How every project starts

Finishing one project and about to start another, I resolved to do some filing.

Upstairs in the studio, there’s an ancient wooden chest which holds my sketches.

And you know how it is.

Pictures leap out at you.

They take you back in time.

They remind you of the lessons you’ve learned.

Lesson 1: stop the project now, or continue till the end, and always charge a fee

All our projects, big or small, start with a conversation and a sketch.

The point about the sketch is not the scale: it might be 1:10, 1:5 or 1:1.

The point (for us) is to stop the project now, or continue till the end.

We’ve finished many sketches and gone no further.

But we’ve never gone further, then stopped before the end.

Now the sketch is never free.

Work varies from a few hours, which is effectively a day when you include the conversation:

Quick stained glass sketch

to several days:

Stained glass design for heraldic window

or longer:

Stained glass design for west side of chapel

But whether hours, days or weeks, we always charge a fee.

I’m not giving you advice here. I’m just telling you what works for us.

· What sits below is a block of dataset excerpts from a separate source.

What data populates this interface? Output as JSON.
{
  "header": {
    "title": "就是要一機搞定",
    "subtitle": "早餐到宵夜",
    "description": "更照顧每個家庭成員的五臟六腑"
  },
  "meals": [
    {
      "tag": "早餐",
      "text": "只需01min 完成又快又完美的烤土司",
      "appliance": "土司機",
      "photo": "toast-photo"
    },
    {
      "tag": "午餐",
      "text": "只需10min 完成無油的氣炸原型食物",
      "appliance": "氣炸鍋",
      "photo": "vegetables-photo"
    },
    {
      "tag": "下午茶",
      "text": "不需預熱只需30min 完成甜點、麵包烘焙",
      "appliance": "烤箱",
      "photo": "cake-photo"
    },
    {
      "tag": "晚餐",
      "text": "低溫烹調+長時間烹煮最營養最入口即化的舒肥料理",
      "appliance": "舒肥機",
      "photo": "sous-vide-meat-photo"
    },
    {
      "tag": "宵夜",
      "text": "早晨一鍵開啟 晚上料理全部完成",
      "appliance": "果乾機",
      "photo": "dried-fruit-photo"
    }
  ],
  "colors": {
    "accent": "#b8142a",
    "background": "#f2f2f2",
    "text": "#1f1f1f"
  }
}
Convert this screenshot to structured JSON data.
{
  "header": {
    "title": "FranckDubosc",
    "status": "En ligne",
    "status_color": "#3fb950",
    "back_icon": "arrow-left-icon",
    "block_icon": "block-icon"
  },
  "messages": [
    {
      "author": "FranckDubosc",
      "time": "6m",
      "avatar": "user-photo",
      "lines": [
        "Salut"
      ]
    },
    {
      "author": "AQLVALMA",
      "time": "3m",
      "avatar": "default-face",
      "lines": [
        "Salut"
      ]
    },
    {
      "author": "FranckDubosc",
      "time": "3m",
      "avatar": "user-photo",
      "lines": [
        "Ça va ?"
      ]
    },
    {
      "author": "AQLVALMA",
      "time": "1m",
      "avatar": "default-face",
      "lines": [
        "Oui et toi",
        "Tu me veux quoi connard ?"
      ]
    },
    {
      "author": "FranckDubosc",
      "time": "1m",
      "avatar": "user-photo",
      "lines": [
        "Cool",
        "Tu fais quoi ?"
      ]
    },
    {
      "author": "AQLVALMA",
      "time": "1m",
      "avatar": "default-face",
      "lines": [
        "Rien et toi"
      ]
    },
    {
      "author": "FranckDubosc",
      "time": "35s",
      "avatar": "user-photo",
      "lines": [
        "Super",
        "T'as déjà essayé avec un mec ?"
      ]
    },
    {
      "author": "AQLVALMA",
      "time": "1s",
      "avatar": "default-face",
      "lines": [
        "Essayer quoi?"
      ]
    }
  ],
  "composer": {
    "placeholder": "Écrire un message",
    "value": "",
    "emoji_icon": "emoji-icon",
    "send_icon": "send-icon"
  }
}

Everything I say is based on our experience, our characters, our skills, our studio, our marketing.

And what we discovered it doesn’t work for us to sketch for free.

The main reason is, most of the work we do is big. Our windows cost a lot of money. If the client won’t pay the tiny fraction of the total which it costs for us to paint the sketch, we know there is a problem:

  • Maybe they got rich by annihilating their suppliers.
  • Maybe they got rich through Mum and Dad.
  • Or maybe they aren’t rich at all.

Whatever the reason, soonest learned the better.

It’s also good to charge since clients sometimes change their minds when faced with pictures which bring their words to life.

For instance, a loving, cultured father imagined Medusa, the Gorgon, would make an exciting window for his young son’s nursery.

Immensely strong-willed and also short on time, this client had to see the sketch before he understood (as we had suggested) this subject was the stuff of nightmares:

Stained glass sketch of Medusa the Gorgon

There was one fee for this sketch, another for the sketch which he chose afterwards.

  • No harm done.
  • Respect enhanced, in fact.
  • And the young son had sweet dreams.

This is another sketch which went no further:

The people asking us had no authority-in-themselves, nor had they sought permission from the building’s owners.

But they paid us for the sketch, because that was the deal.